The Department of Health and Social Care’s (DHSC) final data strategy, published today, said the Government is ‘looking at how we can make it easier for patients to access their own data and GP records, including mandating access as they have done in the United States’.
As of April last year, health organisations in the United States are required to share medical records with patients electronically and for free.
It remains unclear what exactly would be mandated and what this would mean for general practice, although Nursing in Practice‘s sister publication Pulse has approached the DHSC for further details.
However, the DHSC also today indicated that patient access to GP records on the NHS App is again delayed until November, following rumours it would launch in July this year.
It said: ‘We will improve access to GP records in the NHS App by giving patients access to their latest health information (November 2022).’
The DHSC strategy also confirmed that patients will be able to ‘share information about their sleep or physical activity from wearable devices’ to their GP via the NHS App, as revealed by the draft plan in June last year.
Meanwhile, the Government admitted in the document that it had made a ‘mistake’ when it tried to re-launch plans for mass patient data sharing last year.
It said: ‘In the summer of 2021, we made a mistake and did not do enough to explain the improvements needed to the way we collect general practice data.’
It added: ‘Not only did we insufficiently explain, we also did not listen and engage well enough. This led to confusion and anxiety, and created a perception that we were willing to press ahead regardless.’
Government-commissioned review lead Professor Ben Goldacre previously said that trying to re-launch the data sharing programme last year was ‘a mistake’ before a ‘trusted research environment’ had been guaranteed.
NHS Digital is currently analysing results from a survey of GP practice staff about their views on digital data.
The final data strategy also said:
- There will be a simplified opt-out process for patients not wanting their data shared as part of General Practice Data for Planning and Research (GPDPR)

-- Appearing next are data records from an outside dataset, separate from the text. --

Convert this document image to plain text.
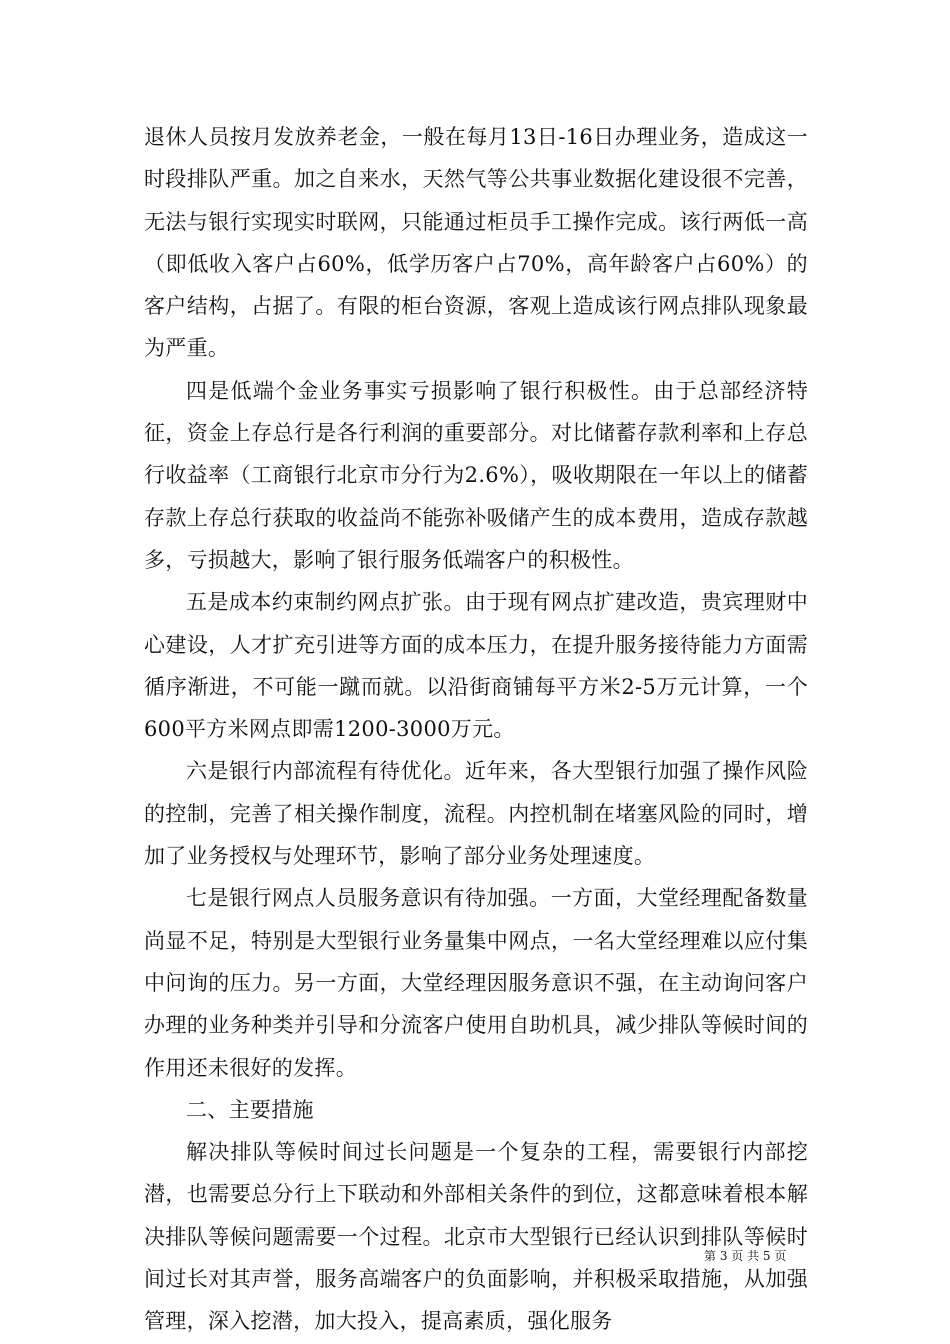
退休人员按月发放养老金，一般在每月13日-16日办理业务，造成这一时段排队严重。加之自来水，天然气等公共事业数据化建设很不完善，无法与银行实现实时联网，只能通过柜员手工操作完成。该行两低一高（即低收入客户占60%，低学历客户占70%，高年龄客户占60%）的客户结构，占据了。有限的柜台资源，客观上造成该行网点排队现象最为严重。

四是低端个金业务事实亏损影响了银行积极性。由于总部经济特征，资金上存总行是各行利润的重要部分。对比储蓄存款利率和上存总行收益率（工商银行北京市分行为2.6%），吸收期限在一年以上的储蓄存款上存总行获取的收益尚不能弥补吸储产生的成本费用，造成存款越多，亏损越大，影响了银行服务低端客户的积极性。

五是成本约束制约网点扩张。由于现有网点扩建改造，贵宾理财中心建设，人才扩充引进等方面的成本压力，在提升服务接待能力方面需循序渐进，不可能一蹴而就。以沿街商铺每平方米2-5万元计算，一个600平方米网点即需1200-3000万元。

六是银行内部流程有待优化。近年来，各大型银行加强了操作风险的控制，完善了相关操作制度，流程。内控机制在堵塞风险的同时，增加了业务授权与处理环节，影响了部分业务处理速度。

七是银行网点人员服务意识有待加强。一方面，大堂经理配备数量尚显不足，特别是大型银行业务量集中网点，一名大堂经理难以应付集中问询的压力。另一方面，大堂经理因服务意识不强，在主动询问客户办理的业务种类并引导和分流客户使用自助机具，减少排队等候时间的作用还未很好的发挥。

二、主要措施

解决排队等候时间过长问题是一个复杂的工程，需要银行内部挖潜，也需要总分行上下联动和外部相关条件的到位，这都意味着根本解决排队等候问题需要一个过程。北京市大型银行已经认识到排队等候时间过长对其声誉，服务高端客户的负面影响，并积极采取措施，从加强管理，深入挖潜，加大投入，提高素质，强化服务

第 3 页 共 5 页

- Trusted Research Environments (TREs) will be created to allow researchers access to NHS data without compromising patient safety, as recommended by Professor Ben Goldacre in his recent Government-commissioned Goldacre Review.
- A digital health and care plan will be published ‘shortly’.
Speaking today at the HealthTech summit, health and social care secretary Sajid Javid said: ‘We will improve trust in data, which is the currency that data-driven technologies need to function.
‘We will work with the public, including people working in health and care, to develop a new pact on data, which will set out how we will use health and care data, and what the public has the right to expect.’
He added: ‘This will include the ability to opt out of sharing data because although we know that most people want their data to be used for good, we will make the opt-out system simpler and more transparent.’
NHS Digital had announced in October that patients whose practices use TPP would be first to have access to new entries in their GP notes through the NHS app from December 2021 – with EMIS practices to follow this year.
But the launch date was delayed until April 2022 for both systems, after the BMA wrote to NHSX expressing its concerns about the timing of the rollout.
It was then delayed again, with NHS England recognising concerns around ‘safeguarding’, but it remained unclear when the launch would finally take place.
Under the plans, patients will not be able to make changes to their GP records at this time, although a Government white paper published in February said that plans were ‘underway’ for patients to be able to access and contribute to their shared care record.